世の中には、学校教育に恨みを持つ人がたくさんいます。しかし、「授業がわからなくてつまらなかった」というと、「勉強しないからだ」とか「バカだからだ」と否定されてしまいますし、「規則がうるさくていやだった」というと、「規則を守るのもだいじなことだ」とやはり否定されてしまいます。
自分の子どものことを名目に学校に恨みをぶつける人もいますが、こういう人はモンスターペアレントといわれて否定されてしまいます。
宅間守のように個人で学校に切り込み攻撃をかける者もいますが、死刑にされてしまいます。

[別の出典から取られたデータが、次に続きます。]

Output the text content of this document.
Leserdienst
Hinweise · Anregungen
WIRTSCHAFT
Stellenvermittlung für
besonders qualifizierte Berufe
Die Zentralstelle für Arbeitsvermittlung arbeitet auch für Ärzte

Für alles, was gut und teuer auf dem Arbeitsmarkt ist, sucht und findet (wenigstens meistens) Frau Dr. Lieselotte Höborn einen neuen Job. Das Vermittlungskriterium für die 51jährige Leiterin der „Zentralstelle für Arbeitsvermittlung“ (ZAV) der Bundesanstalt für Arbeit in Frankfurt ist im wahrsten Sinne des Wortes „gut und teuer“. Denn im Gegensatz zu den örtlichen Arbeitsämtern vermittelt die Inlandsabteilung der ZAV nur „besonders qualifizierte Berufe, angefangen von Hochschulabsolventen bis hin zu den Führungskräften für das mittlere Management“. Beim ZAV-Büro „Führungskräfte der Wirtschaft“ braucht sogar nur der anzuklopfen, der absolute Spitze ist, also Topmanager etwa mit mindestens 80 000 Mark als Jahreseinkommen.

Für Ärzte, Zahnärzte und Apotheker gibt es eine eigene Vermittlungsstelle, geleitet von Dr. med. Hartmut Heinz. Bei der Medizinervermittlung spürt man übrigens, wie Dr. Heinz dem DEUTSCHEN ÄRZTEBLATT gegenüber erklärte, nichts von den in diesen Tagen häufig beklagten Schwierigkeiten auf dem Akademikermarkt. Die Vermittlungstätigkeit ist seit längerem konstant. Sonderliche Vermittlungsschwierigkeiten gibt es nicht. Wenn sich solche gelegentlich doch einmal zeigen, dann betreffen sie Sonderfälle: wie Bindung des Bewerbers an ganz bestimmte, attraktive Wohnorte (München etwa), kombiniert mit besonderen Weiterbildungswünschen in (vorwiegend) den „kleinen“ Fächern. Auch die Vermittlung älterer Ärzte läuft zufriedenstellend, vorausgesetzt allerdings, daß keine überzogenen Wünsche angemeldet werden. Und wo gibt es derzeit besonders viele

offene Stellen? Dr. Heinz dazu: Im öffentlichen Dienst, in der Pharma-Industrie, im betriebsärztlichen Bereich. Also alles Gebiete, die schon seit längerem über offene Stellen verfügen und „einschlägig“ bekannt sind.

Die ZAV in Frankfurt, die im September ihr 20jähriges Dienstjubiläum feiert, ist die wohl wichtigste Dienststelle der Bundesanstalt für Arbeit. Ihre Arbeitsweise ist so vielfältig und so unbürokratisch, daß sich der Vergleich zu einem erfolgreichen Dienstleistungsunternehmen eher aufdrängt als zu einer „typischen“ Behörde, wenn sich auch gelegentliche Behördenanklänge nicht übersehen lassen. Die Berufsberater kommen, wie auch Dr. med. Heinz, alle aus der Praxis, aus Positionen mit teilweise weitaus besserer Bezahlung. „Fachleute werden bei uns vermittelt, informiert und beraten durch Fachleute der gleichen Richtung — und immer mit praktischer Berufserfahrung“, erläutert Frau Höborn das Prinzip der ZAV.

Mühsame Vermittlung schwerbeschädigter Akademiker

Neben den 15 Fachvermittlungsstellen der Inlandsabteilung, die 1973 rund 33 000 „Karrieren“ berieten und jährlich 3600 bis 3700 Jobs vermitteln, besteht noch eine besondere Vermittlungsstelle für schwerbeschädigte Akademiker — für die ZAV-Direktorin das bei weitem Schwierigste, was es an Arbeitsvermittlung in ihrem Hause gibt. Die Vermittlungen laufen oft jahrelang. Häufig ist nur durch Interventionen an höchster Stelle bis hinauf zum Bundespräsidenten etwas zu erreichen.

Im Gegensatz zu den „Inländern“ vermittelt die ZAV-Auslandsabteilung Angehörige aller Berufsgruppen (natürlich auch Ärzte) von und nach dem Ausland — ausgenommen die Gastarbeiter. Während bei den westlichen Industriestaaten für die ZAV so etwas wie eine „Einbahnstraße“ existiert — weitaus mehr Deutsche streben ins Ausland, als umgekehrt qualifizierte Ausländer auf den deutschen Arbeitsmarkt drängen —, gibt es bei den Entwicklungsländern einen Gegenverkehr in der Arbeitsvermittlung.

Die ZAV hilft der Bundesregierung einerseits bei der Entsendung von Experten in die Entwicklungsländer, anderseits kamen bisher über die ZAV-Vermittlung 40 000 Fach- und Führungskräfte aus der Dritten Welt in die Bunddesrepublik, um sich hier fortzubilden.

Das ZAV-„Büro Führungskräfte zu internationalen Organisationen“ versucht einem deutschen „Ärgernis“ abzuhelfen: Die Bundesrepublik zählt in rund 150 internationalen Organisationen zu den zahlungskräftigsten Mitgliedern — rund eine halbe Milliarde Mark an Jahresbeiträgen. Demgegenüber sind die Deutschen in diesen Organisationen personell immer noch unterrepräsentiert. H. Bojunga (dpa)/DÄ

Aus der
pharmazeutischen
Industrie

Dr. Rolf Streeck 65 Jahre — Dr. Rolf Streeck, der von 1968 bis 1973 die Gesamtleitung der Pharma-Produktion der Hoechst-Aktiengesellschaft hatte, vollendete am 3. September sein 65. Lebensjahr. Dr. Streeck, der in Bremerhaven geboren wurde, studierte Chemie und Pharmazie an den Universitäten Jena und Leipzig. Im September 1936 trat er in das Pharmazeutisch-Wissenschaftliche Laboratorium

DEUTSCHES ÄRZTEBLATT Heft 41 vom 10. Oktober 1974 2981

こうして学校への恨みはほとんど表面化することがありませんが、そのエネルギーは巨大なマグマのように蓄積されています。
 
橋下徹大阪府知事は学校時代、身近に不良や劣等生と接していましたから、学校教育への恨みが広範囲に存在していることを知っています。ですから、それを利用することで人気取りをはかってきました。たとえば、学力テストの成績を市町村別に公表することを要求したり、PTA解体を主張したり、府教育委員会を解散すると脅したりと、教育界のバッシングを続けてきたのです。
今回、大阪維新の会が成立させた、国歌斉唱時に教職員に起立を義務づける条例も、その一環です。一部の教師を力で屈服させるというやり方に、過去に教師の力に屈服を余儀なくされていた人たちが快哉を叫ぶのも、いわば自然な感情でしょう。
 
石原慎太郎都知事は、主に右翼的イデオロギーから同じことをやってきました。橋下知事はむしろイデオロギーよりも、教育界バッシングそのものを目的としてやっているように思われます。
どちらも教員への職務命令という問題に絞り、生徒や保護者を切り離しているのが巧みです(右翼的イデオロギーからやるなら、生徒や保護者も起立すべしという条例になっているはずです)
 
いわゆる街宣右翼は、日教組攻撃という形で教育への恨みを晴らそうとしています。
いわゆるネット右翼は、自分たちは街宣右翼とはまったく違うといいますが、左翼教師を攻撃して教育への恨みを晴らそうとしている点では同じです。
 
石原知事や橋下知事のやり方に反対する勢力の代表的存在に朝日新聞があります。朝日新聞の記者は学歴社会の勝者であり、教育に恨みを持つ人たちからは、ただ朝日新聞の記者であるというだけで恨まれています。
朝日新聞記者に限らず、学者、評論家、エリート層は、教育への恨みが広範囲に存在することに無頓着です。ですから、街宣右翼やネット右翼の心情が理解できません。
 
私は、教育への恨みを晴らそうという思いには正当性があると考えていますが、一部教師のバッシングに走るのは間違っていると思います。それは一時的な快感にはなるかもしれませんが、ますます学校が窮屈になり、さらに教育に恨みを持つ人間をふやしてしまうことになるからです。
 
左翼教師とその他の教師にそれほど違いがあるわけではありません。
教育への恨みは、教師バッシングではなく、教育改革へとつながるものでなければいけません。